HER2-positive early breast cancer

In HER2-positive early breast cancer, there is still no sign of a benefit of immunotherapy.

In Impassion050, atezolizumab with neoadjuvant dose-dense doxorubicin/cyclophosphamide-paclitaxel and pertuzumab-trastuzumab for high-risk, HER2-positive early breast cancer did not increase pCR rates versus placebo in the intent-to-treat or PD-L1-positive populations. In an update of the APHINITY trial, the OS benefit observed with pertuzumab was limited to those with node-positive disease.
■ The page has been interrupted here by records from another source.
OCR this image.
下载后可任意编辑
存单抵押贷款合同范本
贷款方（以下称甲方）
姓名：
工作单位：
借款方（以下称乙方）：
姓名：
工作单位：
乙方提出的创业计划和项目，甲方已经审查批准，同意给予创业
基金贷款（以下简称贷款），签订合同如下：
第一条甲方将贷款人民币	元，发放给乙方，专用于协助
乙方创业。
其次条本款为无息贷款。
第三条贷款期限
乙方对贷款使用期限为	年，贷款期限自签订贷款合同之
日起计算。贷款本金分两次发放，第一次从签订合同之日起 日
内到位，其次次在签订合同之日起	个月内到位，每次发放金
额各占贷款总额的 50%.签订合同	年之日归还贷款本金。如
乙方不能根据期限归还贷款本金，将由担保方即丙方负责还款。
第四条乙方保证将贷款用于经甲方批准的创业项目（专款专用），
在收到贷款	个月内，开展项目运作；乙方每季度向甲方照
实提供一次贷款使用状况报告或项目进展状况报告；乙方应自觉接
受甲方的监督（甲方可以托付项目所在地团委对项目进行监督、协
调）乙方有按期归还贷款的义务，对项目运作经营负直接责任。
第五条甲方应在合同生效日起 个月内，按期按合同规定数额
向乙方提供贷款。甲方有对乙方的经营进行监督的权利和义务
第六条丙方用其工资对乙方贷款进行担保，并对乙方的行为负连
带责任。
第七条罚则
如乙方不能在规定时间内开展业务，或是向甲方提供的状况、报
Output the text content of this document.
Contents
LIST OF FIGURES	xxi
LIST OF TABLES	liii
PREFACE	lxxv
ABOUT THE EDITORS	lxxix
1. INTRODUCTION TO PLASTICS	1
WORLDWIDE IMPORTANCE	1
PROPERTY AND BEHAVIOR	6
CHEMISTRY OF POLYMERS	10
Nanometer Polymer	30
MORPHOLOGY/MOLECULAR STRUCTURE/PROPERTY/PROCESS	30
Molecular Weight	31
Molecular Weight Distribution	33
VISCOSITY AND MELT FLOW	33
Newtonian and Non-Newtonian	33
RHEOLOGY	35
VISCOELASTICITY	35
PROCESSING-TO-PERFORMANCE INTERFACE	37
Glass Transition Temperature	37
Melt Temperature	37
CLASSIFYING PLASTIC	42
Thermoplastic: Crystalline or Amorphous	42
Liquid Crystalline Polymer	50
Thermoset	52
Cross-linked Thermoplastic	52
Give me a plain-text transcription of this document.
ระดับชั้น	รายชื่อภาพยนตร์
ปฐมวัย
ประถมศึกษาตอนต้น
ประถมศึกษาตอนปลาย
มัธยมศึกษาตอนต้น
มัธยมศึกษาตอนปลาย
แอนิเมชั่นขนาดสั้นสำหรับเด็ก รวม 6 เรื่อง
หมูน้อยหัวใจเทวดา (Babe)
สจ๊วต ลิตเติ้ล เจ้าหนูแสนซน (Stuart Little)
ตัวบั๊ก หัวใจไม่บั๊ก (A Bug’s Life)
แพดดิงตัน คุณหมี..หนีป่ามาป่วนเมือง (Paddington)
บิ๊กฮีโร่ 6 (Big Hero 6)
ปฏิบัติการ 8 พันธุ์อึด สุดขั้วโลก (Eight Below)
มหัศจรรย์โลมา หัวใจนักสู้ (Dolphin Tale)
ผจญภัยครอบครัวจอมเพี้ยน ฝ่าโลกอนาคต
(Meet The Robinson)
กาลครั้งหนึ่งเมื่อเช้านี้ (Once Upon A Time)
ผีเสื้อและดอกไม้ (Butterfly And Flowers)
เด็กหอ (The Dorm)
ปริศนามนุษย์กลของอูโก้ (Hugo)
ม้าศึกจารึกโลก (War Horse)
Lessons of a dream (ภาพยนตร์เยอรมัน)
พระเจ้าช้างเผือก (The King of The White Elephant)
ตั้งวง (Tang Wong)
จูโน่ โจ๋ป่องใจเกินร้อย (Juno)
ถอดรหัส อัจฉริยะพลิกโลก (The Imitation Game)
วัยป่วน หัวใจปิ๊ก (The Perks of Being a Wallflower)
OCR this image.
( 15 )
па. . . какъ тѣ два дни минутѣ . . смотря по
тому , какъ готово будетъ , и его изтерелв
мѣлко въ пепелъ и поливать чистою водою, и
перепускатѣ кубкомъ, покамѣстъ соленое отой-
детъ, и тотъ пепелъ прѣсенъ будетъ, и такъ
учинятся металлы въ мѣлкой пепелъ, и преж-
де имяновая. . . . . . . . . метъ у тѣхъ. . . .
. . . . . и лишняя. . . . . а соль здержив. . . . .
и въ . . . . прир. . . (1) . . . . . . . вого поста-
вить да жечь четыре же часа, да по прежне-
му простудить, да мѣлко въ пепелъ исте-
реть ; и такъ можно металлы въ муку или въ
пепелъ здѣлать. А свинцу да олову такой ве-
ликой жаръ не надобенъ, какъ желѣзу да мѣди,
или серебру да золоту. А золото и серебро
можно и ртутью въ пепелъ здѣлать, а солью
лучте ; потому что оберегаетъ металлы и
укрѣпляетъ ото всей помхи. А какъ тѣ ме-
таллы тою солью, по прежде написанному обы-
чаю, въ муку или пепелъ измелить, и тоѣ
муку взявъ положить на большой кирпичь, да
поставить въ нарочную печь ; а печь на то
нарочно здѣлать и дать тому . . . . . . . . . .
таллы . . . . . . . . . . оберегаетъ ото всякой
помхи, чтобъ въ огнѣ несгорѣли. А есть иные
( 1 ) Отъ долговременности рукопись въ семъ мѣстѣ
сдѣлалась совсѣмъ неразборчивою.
An update of KAITLIN found no benefit to replacing standard of care trastuzumab plus chemotherapy with T-DM1 in high-risk HER2-positive early breast cancer.

The WSG-ADAPT-HER2+/HR- trial showed good survival rates in patients with a pCR after de-escalated trastuzumab plus pertuzumab with or without weekly paclitaxel, and that omission of further chemotherapy did not affect invasive disease-free survival in patients with a pCR. The study authors concluded that 12 weeks of weekly paclitaxel plus dual HER2 blockade could be an efficacious de-escalated neoadjuvant regimen in patients with HR-negative, HER2-positive early breast cancer with high pCR rates and good 5-year outcomes.


ER-positive early disease

In the realm of ER-positive early breast cancer, a meta-analysis by the Early Breast Cancer Trialists’ Collaborative Group found that an aromatase inhibitor is superior to tamoxifen on the risk of breast cancer recurrence, with no difference in OS, in premenopausal women receiving ovarian suppression.

“It really depends on the baseline risk, whether you treat with an aromatase inhibitor or not in, most of all, young women,” said Prof. Kok. Other data from ASTRRA released this year confirm that adding ovarian suppression improves disease-free survival in the premenopausal setting.

Examination of data from MINDACT found that an ultralow-risk 70-gene signature predicts superior distant metastasis-free interval and breast cancer-specific survival when compared with those with low-risk tumors, perhaps identifying a subset of patients who could be candidates for further de-escalation of treatment.

In women >70 years old with a high genomic grade index enrolled in the ASTER study, a small benefit on 4-year OS was found with chemotherapy added to endocrine therapy after surgery for ER-positive HER2-negative breast cancer when the data were analyzed on a per protocol basis; the primary analysis, on an intent-to-treat population, found no significant benefit but there was 21% nonadherence in the chemotherapy arm.